A “slurry well” works by grinding up oilfield wastes such as drill cuttings or oil-contaminated soil, and then making it into a slurry that can be injected into a disposal well deep below ground water level. It is similar to how saltwater disposal is handled, but with fine particulates.
KT Enterprises wants to build its proposed injection well and treating plant on a 40-acre site one-half mile south of what’s known as Johnson’s Corner in McKenzie County, between Watford City and New Town. Johnson’s Corner is at the intersection of Highway 73 and 23.
According to the NDIC order, which was approved last week, the treating plant would take in oilfield wastes, including drill cuttings and soil contaminated by spills, and process them for injection down the saltwater disposal well, which would be drilled down to the Broom Creek formation.
Department of Mineral Resources Director Lynn Helms said the process is new to North Dakota, Montana and Wyoming, but has been used successfully in Texas, Alaska, and other countries.
“(KT Enterprises) has hired industry experts not just to design the well and process, but also to manage it at least in the initial two to three years,” Helms told NDIC Commissioners during a hearing to consider the project. “The individual comes from Russia, but has years and years of experience in this area of operations.”
Helms added that the selected area has good geology for the project, with both good containment and confining zones. It is at least a half mile away from any producing wells, and more than a mile from EERC test wells in the area.
This is the second slurry well NDIC Commissioners have approved for North Dakota. The first was to Hydroil, which had proposed building one in northern McKenzie County. That project has been put on hold for the time being amid market uncertainty due to coronavirus, according to the company’s founder, Terry Walker.
Helms has told the Williston Herald it would be a much safer approach to disposal of TENORM wastes.
“As (these wastes) decompose, they produce radon gas,” he said. “A lot of care has to be taken with the handling, processing and disposal of that. If this becomes commercial and widespread, it would be a much safer and more permanent way of disposing of that waste stream.”

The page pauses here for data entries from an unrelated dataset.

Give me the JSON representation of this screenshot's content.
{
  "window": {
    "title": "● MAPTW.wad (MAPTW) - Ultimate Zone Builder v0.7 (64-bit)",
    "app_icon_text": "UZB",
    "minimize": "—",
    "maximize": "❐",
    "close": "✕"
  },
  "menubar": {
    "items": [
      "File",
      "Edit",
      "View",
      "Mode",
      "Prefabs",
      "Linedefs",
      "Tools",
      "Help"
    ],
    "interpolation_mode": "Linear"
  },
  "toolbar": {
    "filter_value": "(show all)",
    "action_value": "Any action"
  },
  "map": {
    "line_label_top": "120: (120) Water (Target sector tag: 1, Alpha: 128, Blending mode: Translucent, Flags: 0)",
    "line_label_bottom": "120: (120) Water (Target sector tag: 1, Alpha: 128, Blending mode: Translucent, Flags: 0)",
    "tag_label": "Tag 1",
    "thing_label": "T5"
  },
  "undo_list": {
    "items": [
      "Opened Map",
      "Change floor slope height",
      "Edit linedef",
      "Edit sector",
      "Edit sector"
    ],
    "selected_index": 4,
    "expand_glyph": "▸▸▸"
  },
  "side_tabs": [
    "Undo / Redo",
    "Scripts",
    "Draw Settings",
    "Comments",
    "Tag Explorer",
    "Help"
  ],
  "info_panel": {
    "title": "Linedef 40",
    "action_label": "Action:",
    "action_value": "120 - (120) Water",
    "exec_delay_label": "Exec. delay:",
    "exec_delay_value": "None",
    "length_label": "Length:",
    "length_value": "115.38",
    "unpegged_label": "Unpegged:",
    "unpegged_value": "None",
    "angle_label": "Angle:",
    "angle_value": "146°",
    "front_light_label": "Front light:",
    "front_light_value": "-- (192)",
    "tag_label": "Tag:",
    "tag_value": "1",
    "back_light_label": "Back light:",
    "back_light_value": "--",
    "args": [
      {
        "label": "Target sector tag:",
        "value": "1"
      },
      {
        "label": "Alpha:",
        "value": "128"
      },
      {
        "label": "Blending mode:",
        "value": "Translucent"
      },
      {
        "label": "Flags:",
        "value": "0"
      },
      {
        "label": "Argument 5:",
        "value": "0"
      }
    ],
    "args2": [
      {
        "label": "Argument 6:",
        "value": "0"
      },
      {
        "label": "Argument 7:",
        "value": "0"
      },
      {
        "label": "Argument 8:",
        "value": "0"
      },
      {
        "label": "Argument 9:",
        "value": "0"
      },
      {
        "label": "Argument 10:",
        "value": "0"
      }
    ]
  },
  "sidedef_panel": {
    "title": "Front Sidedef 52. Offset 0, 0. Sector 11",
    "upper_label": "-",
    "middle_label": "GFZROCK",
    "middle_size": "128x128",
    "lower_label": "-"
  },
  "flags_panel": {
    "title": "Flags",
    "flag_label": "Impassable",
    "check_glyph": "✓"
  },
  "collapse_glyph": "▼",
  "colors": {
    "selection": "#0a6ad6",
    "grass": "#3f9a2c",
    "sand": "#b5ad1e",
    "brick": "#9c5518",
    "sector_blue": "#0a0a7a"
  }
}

Naturally occurring radioactive materials are routinely brought to the surface during oil and gas extraction. While these are generally at very low levels when they come to the surface, the material can accumulate on the bottoms of tanks and in filter socks, gradually rising in concentration. When that happens, the materials are referred to as Technologically Enhanced Naturally Occurring Radioactive Materials, or TENORM.

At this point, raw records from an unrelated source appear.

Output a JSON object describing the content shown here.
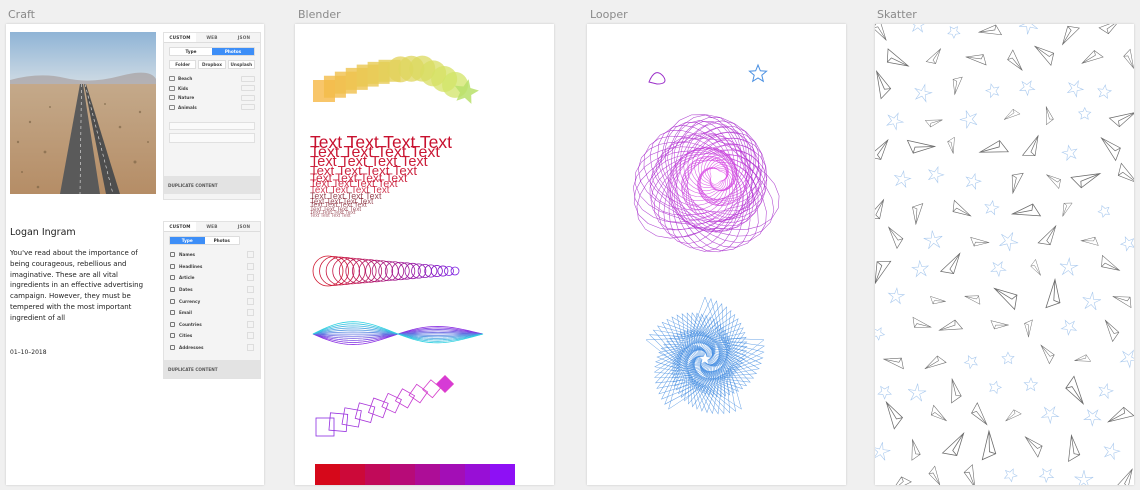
{
  "artboards": {
    "craft": "Craft",
    "blender": "Blender",
    "looper": "Looper",
    "skatter": "Skatter"
  },
  "craft_panel_top": {
    "tabs": [
      "CUSTOM",
      "WEB",
      "JSON"
    ],
    "segment": [
      "Type",
      "Photos"
    ],
    "buttons": [
      "Folder",
      "Dropbox",
      "Unsplash"
    ],
    "categories": [
      "Beach",
      "Kids",
      "Nature",
      "Animals"
    ],
    "duplicate_label": "DUPLICATE CONTENT"
  },
  "craft_panel_bottom": {
    "tabs": [
      "CUSTOM",
      "WEB",
      "JSON"
    ],
    "segment": [
      "Type",
      "Photos"
    ],
    "items": [
      "Names",
      "Headlines",
      "Article",
      "Dates",
      "Currency",
      "Email",
      "Countries",
      "Cities",
      "Addresses"
    ],
    "duplicate_label": "DUPLICATE CONTENT"
  },
  "article": {
    "author": "Logan Ingram",
    "body": "You've read about the importance of being courageous, rebellious and imaginative. These are all vital ingredients in an effective advertising campaign. However, they must be tempered with the most important ingredient of all",
    "date": "01–10–2018"
  },
  "blender_text": "Text Text Text Text",
  "colors": {
    "accent_blue": "#3d8ef7",
    "text_red": "#c8102e",
    "loop_purple": "#b13be8",
    "loop_blue": "#4a90e2"
  }
}
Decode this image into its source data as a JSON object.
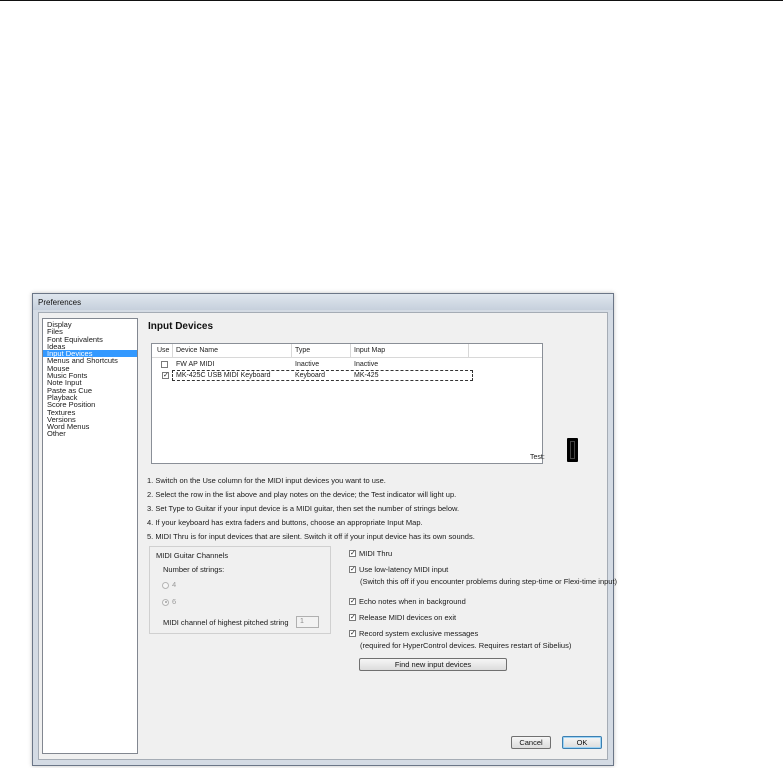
{
  "window": {
    "title": "Preferences"
  },
  "categories": [
    {
      "label": "Display",
      "selected": false
    },
    {
      "label": "Files",
      "selected": false
    },
    {
      "label": "Font Equivalents",
      "selected": false
    },
    {
      "label": "Ideas",
      "selected": false
    },
    {
      "label": "Input Devices",
      "selected": true
    },
    {
      "label": "Menus and Shortcuts",
      "selected": false
    },
    {
      "label": "Mouse",
      "selected": false
    },
    {
      "label": "Music Fonts",
      "selected": false
    },
    {
      "label": "Note Input",
      "selected": false
    },
    {
      "label": "Paste as Cue",
      "selected": false
    },
    {
      "label": "Playback",
      "selected": false
    },
    {
      "label": "Score Position",
      "selected": false
    },
    {
      "label": "Textures",
      "selected": false
    },
    {
      "label": "Versions",
      "selected": false
    },
    {
      "label": "Word Menus",
      "selected": false
    },
    {
      "label": "Other",
      "selected": false
    }
  ],
  "page": {
    "heading": "Input Devices"
  },
  "device_table": {
    "columns": [
      "Use",
      "Device Name",
      "Type",
      "Input Map"
    ],
    "rows": [
      {
        "use": false,
        "device_name": "FW AP MIDI",
        "type": "Inactive",
        "input_map": "Inactive"
      },
      {
        "use": true,
        "device_name": "MK-425C USB MIDI Keyboard",
        "type": "Keyboard",
        "input_map": "MK-425"
      }
    ]
  },
  "test": {
    "label": "Test:"
  },
  "instructions": [
    "1. Switch on the Use column for the MIDI input devices you want to use.",
    "2. Select the row in the list above and play notes on the device; the Test indicator will light up.",
    "3. Set Type to Guitar if your input device is a MIDI guitar, then set the number of strings below.",
    "4. If your keyboard has extra faders and buttons, choose an appropriate Input Map.",
    "5. MIDI Thru is for input devices that are silent. Switch it off if your input device has its own sounds."
  ],
  "midi_guitar": {
    "title": "MIDI Guitar Channels",
    "strings_label": "Number of strings:",
    "options": [
      {
        "label": "4",
        "selected": false
      },
      {
        "label": "6",
        "selected": true
      }
    ],
    "channel_label": "MIDI channel of highest pitched string",
    "channel_value": "1"
  },
  "options": {
    "midi_thru": {
      "label": "MIDI Thru",
      "checked": true
    },
    "low_latency": {
      "label": "Use low-latency MIDI input",
      "checked": true,
      "note": "(Switch this off if you encounter problems during step-time or Flexi-time input)"
    },
    "echo_notes": {
      "label": "Echo notes when in background",
      "checked": true
    },
    "release_midi": {
      "label": "Release MIDI devices on exit",
      "checked": true
    },
    "sysex": {
      "label": "Record system exclusive messages",
      "checked": true,
      "note": "(required for HyperControl devices. Requires restart of Sibelius)"
    }
  },
  "buttons": {
    "find_new": "Find new input devices",
    "cancel": "Cancel",
    "ok": "OK"
  },
  "check_glyph": "✓"
}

North Dakota eased its radiation limits a few years ago, going from 5 picocuries to 50, to allow properly permitted landfills to accept such wastes, but so far no permits have been issued.
Secure Energy Services attempted to obtain licenses and permits for a TENORM landfill last year, but Williams County denied the company a conditional use permit until further study could be done. The Western Dakota Energy Association, meanwhile, approved studying the matter to help inform policies for Williams and other counties facing the issue.